HSBC in talks to settle US money-laundering probe
The bank is negotiating a deal over claims of money laundering but the StanChart row may be getting in the way, sources say
Bloomberg in New York
HSBC Holdings, which is under investigation by US regulators for allegedly laundering funds of sanctioned nations including Iran and Sudan, is in talks to settle the matter, sources say.
The bank, Europe's largest by market value, made a US$700 million provision last month for any United States fines after a US Senate committee found it had given terrorists and drug cartels access to the American financial system. That sum might increase, chief executive Stuart Gulliver has said.

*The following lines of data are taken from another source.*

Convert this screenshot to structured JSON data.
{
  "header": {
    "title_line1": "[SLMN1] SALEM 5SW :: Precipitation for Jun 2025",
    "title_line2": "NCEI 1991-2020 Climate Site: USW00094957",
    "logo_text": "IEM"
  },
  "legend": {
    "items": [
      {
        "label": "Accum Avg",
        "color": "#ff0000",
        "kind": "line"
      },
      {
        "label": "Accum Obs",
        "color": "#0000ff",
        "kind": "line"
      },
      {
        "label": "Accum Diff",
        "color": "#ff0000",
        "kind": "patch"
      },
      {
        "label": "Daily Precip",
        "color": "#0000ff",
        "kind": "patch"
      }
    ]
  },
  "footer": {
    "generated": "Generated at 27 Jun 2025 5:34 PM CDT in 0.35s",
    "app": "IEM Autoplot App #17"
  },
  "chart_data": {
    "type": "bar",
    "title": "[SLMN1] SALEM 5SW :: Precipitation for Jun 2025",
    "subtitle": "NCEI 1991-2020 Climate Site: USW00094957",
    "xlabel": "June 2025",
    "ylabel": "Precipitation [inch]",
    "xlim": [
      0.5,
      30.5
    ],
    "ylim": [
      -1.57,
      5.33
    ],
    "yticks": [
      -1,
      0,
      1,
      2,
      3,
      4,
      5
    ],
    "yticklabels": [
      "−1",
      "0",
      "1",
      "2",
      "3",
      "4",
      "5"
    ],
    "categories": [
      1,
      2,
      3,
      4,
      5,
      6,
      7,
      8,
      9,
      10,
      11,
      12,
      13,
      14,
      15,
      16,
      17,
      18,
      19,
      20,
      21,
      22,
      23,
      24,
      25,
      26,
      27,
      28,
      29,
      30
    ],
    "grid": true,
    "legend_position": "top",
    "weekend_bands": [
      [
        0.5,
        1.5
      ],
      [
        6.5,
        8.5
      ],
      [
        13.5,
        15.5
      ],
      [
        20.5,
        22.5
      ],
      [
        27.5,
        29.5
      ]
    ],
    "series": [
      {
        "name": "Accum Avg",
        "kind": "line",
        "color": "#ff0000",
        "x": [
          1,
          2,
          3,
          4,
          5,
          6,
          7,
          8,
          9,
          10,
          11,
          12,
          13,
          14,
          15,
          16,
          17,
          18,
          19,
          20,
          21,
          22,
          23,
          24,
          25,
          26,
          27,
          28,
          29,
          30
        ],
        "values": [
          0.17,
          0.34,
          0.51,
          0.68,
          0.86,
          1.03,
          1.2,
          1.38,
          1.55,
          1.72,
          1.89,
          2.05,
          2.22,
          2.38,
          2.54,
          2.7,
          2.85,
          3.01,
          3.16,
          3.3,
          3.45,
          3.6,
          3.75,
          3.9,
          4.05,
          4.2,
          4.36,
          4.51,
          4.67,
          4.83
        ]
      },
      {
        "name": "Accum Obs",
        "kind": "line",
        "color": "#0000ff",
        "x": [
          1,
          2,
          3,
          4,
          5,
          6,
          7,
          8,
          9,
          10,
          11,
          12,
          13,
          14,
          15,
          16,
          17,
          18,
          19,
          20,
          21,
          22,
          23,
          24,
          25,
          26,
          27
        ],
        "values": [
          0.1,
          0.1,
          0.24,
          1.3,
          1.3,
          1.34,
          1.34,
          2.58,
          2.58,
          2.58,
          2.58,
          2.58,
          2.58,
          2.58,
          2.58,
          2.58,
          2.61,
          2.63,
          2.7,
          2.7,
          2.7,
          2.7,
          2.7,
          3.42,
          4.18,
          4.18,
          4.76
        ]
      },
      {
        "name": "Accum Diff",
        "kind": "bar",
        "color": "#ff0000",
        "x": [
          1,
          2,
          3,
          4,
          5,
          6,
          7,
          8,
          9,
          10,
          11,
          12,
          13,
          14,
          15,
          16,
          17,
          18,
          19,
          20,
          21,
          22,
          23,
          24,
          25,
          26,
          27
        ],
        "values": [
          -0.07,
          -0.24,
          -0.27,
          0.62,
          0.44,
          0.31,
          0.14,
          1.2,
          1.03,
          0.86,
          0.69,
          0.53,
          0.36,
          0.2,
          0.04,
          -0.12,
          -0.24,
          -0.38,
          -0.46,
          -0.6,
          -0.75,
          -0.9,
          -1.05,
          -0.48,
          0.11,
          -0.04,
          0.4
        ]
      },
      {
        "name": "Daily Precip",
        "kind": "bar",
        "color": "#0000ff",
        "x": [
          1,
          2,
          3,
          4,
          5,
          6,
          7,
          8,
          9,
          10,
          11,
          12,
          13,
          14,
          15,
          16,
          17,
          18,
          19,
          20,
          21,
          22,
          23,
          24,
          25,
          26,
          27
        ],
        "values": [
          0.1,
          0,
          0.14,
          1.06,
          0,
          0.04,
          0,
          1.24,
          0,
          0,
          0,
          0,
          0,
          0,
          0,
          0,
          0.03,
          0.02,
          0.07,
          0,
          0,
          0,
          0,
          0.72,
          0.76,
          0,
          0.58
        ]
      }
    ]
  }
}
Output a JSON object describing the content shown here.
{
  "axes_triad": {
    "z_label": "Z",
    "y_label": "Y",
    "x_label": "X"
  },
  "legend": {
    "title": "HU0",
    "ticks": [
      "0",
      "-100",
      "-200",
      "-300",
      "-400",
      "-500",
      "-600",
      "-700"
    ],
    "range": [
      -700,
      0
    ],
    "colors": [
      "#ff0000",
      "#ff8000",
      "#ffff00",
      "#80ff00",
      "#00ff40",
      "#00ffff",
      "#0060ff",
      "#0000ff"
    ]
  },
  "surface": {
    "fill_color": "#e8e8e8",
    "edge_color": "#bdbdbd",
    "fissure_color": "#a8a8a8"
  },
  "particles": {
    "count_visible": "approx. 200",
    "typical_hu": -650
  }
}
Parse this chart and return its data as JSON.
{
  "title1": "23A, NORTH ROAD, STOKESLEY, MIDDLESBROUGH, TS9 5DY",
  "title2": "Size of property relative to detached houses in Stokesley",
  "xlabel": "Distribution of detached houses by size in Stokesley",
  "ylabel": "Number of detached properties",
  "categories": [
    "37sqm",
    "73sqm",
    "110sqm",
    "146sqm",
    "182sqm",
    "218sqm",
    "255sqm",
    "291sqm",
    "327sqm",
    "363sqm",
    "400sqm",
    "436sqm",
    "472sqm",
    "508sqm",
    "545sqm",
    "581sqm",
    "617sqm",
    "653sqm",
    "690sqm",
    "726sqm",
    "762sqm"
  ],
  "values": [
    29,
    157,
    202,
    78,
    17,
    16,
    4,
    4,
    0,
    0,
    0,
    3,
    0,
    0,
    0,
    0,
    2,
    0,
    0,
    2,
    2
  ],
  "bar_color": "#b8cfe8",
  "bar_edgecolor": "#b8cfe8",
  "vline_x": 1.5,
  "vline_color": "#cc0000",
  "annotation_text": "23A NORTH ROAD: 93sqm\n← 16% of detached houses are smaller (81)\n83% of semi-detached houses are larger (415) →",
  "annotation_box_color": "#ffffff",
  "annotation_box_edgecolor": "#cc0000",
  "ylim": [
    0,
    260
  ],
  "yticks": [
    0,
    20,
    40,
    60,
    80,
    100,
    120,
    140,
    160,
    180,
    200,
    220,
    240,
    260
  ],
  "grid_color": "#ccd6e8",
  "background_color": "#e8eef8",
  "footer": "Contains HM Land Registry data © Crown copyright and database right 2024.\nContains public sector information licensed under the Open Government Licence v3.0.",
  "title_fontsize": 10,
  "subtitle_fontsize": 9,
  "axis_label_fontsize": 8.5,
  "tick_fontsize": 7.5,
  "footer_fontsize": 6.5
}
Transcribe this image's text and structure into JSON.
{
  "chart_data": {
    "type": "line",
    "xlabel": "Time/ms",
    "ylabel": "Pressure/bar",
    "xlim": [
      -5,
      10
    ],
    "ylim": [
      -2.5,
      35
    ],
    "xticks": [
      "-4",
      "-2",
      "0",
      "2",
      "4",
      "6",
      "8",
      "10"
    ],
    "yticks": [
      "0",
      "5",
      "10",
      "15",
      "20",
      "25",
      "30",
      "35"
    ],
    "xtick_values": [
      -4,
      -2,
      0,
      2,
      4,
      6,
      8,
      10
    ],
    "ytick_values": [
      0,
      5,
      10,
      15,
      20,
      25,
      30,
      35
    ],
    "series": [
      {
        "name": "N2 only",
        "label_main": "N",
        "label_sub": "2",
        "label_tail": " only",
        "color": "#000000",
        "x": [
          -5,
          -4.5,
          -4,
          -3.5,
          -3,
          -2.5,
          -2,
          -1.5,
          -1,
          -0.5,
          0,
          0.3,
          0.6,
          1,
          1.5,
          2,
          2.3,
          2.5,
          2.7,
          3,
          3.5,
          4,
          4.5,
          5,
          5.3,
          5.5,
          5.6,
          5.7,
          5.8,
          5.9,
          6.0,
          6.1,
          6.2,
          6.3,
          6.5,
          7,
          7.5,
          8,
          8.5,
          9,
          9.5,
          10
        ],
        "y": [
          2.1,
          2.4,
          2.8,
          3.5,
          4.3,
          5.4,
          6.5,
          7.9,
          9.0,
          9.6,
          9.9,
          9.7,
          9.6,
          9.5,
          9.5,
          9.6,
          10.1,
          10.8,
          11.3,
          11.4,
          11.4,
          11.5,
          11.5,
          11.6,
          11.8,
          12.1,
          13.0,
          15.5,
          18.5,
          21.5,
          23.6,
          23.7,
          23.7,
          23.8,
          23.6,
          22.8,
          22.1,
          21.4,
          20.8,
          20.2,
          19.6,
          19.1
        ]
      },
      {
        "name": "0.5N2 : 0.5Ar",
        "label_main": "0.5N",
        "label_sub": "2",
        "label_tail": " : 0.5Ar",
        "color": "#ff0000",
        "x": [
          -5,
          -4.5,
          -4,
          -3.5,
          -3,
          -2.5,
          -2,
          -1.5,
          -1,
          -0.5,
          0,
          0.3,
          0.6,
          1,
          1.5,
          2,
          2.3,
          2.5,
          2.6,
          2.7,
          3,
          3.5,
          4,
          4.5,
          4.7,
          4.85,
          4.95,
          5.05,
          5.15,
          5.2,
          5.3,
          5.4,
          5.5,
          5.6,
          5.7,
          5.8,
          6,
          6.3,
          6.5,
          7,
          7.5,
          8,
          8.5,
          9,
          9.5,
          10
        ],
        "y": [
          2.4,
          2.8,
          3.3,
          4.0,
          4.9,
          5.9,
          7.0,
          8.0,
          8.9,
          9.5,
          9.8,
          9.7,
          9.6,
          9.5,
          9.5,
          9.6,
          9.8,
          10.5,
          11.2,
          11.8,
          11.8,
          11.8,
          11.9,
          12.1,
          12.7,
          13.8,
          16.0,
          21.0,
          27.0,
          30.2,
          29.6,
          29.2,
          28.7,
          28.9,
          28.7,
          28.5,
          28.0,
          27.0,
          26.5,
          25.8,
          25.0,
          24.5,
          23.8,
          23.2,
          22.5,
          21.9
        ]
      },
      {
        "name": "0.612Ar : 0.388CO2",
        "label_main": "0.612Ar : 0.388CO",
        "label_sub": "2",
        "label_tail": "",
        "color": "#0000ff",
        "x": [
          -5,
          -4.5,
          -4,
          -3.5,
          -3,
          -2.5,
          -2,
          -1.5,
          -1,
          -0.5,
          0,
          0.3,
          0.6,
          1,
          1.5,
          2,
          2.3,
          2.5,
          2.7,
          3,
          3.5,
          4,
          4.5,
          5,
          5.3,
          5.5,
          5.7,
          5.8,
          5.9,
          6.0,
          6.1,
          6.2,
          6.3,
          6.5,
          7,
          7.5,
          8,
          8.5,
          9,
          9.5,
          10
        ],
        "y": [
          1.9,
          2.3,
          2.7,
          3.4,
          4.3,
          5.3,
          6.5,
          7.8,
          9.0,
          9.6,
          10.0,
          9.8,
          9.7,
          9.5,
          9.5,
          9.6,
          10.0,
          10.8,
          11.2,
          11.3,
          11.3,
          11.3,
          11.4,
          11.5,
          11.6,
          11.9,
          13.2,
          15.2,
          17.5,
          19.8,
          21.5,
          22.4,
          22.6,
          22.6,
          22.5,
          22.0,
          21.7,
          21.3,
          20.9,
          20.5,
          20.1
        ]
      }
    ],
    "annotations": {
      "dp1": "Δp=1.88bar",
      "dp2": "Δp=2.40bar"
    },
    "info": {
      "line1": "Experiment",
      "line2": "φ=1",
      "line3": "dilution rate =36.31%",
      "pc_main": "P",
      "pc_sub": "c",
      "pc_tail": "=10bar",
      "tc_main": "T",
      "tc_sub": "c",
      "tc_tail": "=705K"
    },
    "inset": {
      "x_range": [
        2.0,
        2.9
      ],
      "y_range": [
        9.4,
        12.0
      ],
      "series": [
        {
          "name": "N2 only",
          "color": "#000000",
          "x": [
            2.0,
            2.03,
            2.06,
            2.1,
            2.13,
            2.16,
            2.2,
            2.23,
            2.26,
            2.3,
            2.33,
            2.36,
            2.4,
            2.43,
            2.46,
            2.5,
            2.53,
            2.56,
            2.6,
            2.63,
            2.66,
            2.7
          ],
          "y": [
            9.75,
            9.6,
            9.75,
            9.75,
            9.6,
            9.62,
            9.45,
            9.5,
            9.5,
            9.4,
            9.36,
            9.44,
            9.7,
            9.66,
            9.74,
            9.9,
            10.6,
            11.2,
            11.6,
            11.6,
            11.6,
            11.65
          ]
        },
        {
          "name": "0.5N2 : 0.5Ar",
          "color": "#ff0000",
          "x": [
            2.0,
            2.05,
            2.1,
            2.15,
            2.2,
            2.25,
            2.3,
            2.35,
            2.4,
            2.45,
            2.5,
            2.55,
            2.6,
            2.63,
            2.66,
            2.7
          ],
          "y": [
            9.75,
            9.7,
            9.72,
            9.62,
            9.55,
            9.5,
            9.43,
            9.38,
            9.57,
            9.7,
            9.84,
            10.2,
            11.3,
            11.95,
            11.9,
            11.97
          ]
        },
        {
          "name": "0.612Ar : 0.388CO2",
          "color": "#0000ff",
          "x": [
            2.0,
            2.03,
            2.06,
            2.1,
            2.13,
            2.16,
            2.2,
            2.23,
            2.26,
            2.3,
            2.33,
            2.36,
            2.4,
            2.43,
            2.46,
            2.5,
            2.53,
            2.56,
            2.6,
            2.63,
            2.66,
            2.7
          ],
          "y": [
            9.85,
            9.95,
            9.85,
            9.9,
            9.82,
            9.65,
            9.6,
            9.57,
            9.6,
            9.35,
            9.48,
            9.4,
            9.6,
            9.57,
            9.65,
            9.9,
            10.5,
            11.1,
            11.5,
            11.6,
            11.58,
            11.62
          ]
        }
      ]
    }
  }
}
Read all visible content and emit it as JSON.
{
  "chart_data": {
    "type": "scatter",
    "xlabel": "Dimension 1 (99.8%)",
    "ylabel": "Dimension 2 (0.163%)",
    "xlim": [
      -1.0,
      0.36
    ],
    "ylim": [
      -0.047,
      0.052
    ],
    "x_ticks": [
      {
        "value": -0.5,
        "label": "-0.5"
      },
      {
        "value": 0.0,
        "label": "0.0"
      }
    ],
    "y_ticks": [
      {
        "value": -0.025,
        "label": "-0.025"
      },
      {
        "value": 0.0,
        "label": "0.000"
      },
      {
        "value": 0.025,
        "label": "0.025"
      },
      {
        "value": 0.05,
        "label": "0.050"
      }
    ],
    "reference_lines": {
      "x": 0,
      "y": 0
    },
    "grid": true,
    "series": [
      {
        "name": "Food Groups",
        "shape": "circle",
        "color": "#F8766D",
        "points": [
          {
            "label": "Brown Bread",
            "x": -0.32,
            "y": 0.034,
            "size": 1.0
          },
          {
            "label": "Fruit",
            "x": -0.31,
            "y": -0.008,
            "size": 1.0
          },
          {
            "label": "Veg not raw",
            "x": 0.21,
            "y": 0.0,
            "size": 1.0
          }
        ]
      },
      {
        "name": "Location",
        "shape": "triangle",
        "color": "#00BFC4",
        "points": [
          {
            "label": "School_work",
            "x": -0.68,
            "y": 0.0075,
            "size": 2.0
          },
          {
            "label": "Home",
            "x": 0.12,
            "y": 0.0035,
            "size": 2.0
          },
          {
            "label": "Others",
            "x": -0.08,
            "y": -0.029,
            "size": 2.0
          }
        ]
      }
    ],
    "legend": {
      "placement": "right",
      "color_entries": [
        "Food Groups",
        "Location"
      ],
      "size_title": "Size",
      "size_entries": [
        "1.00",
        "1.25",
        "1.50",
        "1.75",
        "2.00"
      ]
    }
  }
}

An HSBC settlement that regulators and the Manhattan district attorney hoped to conclude as early as next month may have been slowed when New York's banking superintendent accused Standard Chartered of laundering US$250 billion for Iran.
Regulators had been talking with both banks about universal accords when Benjamin Lawsky, head of the financial services department in New York, threatened on August 6 to revoke Standard Chartered's licence.
Deals with the London-based banks next month were still possible, according to the sources.
"This is an epidemic of banks wilfully, consistently violating economic sanctions," Jimmy Gurule, a former undersecretary for enforcement at the US Treasury, said of sanctioned-nation money laundering.
"It calls for more serious sanctions than a monetary fine for an individual bank that does nothing more than harm shareholders."
The US$700 million set aside by HSBC would constitute the largest US settlement reached over such allegations, topping the US$619 million in penalties and forfeitures paid in June by ING, the biggest Dutch financial services company.
Standard Chartered agreed on August 14 to pay US$340 million to settle the New York State matter, an accord that broke a previous pattern of resolving all such US investigations at once in a unified agreement.
Standard & Poor's cut HSBC's credit-rating outlook yesterday as it questioned whether the lender was too big to be managed effectively after of money-laundering investigations. S&P reduced its outlook on the HSBC long-term rating to negative from stable.
HSBC, Standard Chartered and other European banks have been under investigation by US regulators that include the Treasury Department's office of foreign assets control, the Federal Reserve and Manhattan district attorney Cyrus Vance.
The multi-year investigation into money laundering has resulted in settlements with Lloyd's Banking Group, ABN Amro Bank, Barclays, Credit Suisse and ING.
The banks agreed to pay or forfeit money under so-called deferred prosecution agreements that mandate improved compliance systems. If the agreement is followed, the banks will avoid criminal prosecution.
Other European banks, including Deutsche Bank and Royal Bank of Scotland, are co-operating in similar investigations, other sources say.
Two French banks, Credit Agricole and BNP Paribas, are also working with US authorities in similar probes, according to their regulatory filings.
"Here we are at bank No7, with Standard Chartered, and no individual banker has been held criminally responsible, and that's a shame," Gurule, a professor at the University of Notre Dame, said.
"Checks and balances on banks weren't working. Bad conduct was going on for years undetected."